I wanted to create an app which presents the exploratory data analysis for AirBnBs @ Asheville.To view the app,click here.

Process

I started with sourcing the data from insideairbnb. Post data extraction, I had three major tasks at hand, one was to clean the data, second was to transform it into easy visualization and finaly to upload it on cloud.

Cleaning the data was done using Pandas. There were very few null values and post determining that null values will have very no effect on my analysis, I dropped those rows.

Next came merging the tables based on the type of visualizations, such as chloropleth, I wanted to create. This included changing datatypes for quite of few variables.

Home Page includes the basic html code, introducing the app and analysis details along with a fluid and interactive gradient animations with this small javascript library granim.js.

Ratings Page contains an html table briefly introducing the count of AirBnBs in the sorrounding zip codes. It also contains an interactive leaflet map. This map upon selection of a particular zip-code from the drop down shows the AirBnBs and its details such as Listing Name, Host Name, Price of the property, Property Type, Room Type and Ratings.The markers appear to be of different colors based on the Ratings.There is a bar chart on the page indicating the best locality based on location review scores, this visualization uses charts.js library.

Features Page contains a chloropleth map displaying the regions based on the price variations. It also contains a pie chart listing the type of properties the the region along with a line chart on growth analysis of AirBnBs the region.

Coding

Flask app contains 5 routes. Three of them renders the three html pages described above. However two of them returns a jsonify list obtained from the csv files from the cloud server (Heroku_Postgress_SQL)

dropdown route contains list of neighbourhoods in the area.

map route contains details of AirBnBs namely Listing Name, Host Name, Price of the property, Property Type, Room Type and Ratings

The js scripts

charts.js creates an instance of charts.js library and plots bar chart, post reading values from csv using d3.js. With the help of a for loop I extracted two lists for location and its score. These lists were then used as labels and its data in library instance to plot the bar chart.

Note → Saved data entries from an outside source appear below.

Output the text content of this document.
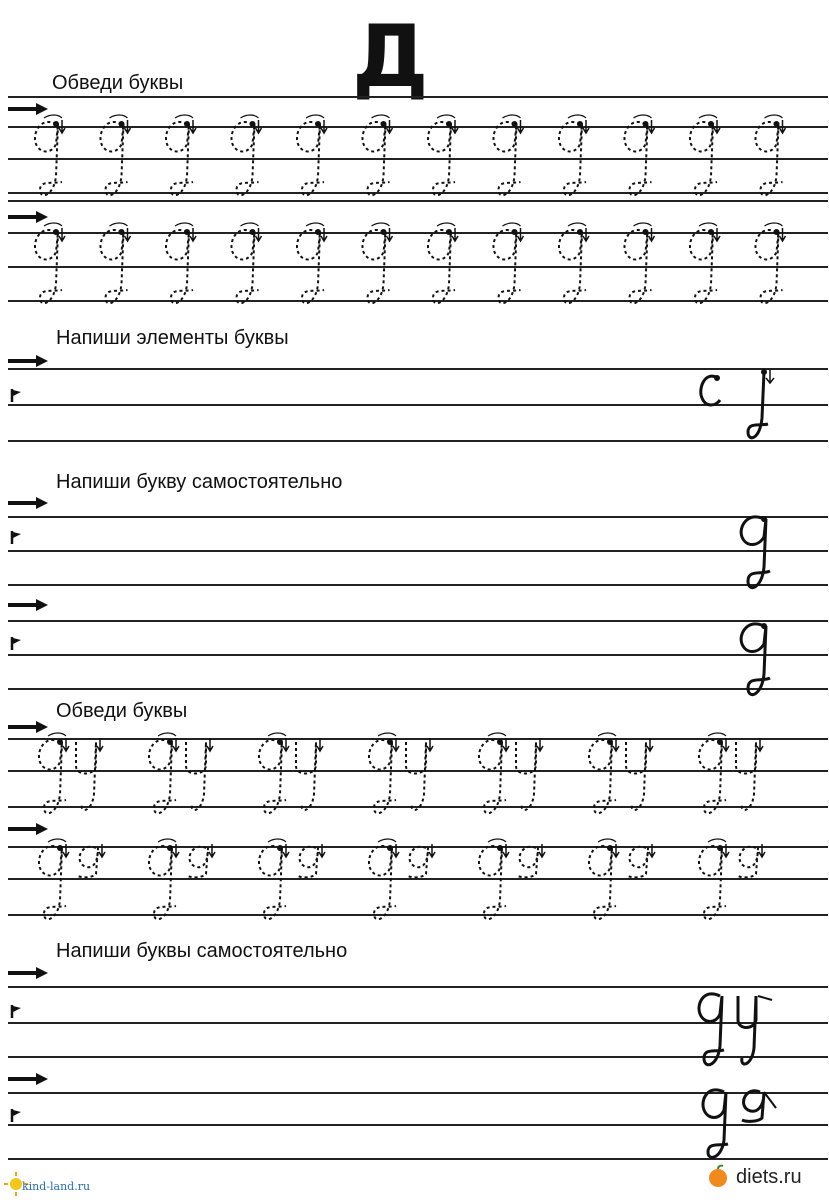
Д
Обведи буквы
Напиши элементы буквы
Напиши букву самостоятельно
Обведи буквы
Напиши буквы самостоятельно
kind-land.ru	diets.ru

MapLogic.js contain a function createMarkers() which reads data from the ('/map') route and takes in neighbour as an argument. If the zipcode matches with the argument its lists all the details of AirBnB and assigns pre-defined color to the Rating. The init() function binds the dropdown from the html page, using d3. it then reads data from ('/dropdown') route to populate the dropdown on html page. function optionChanged() calls upon the required functions on user input.

Heroku

To deploy this dashboard on Heroku, I simply created a new app in Heroku and connected it to the corresponding GitHub repo. Then, I added a Procfile and requirements.txt file to my repo.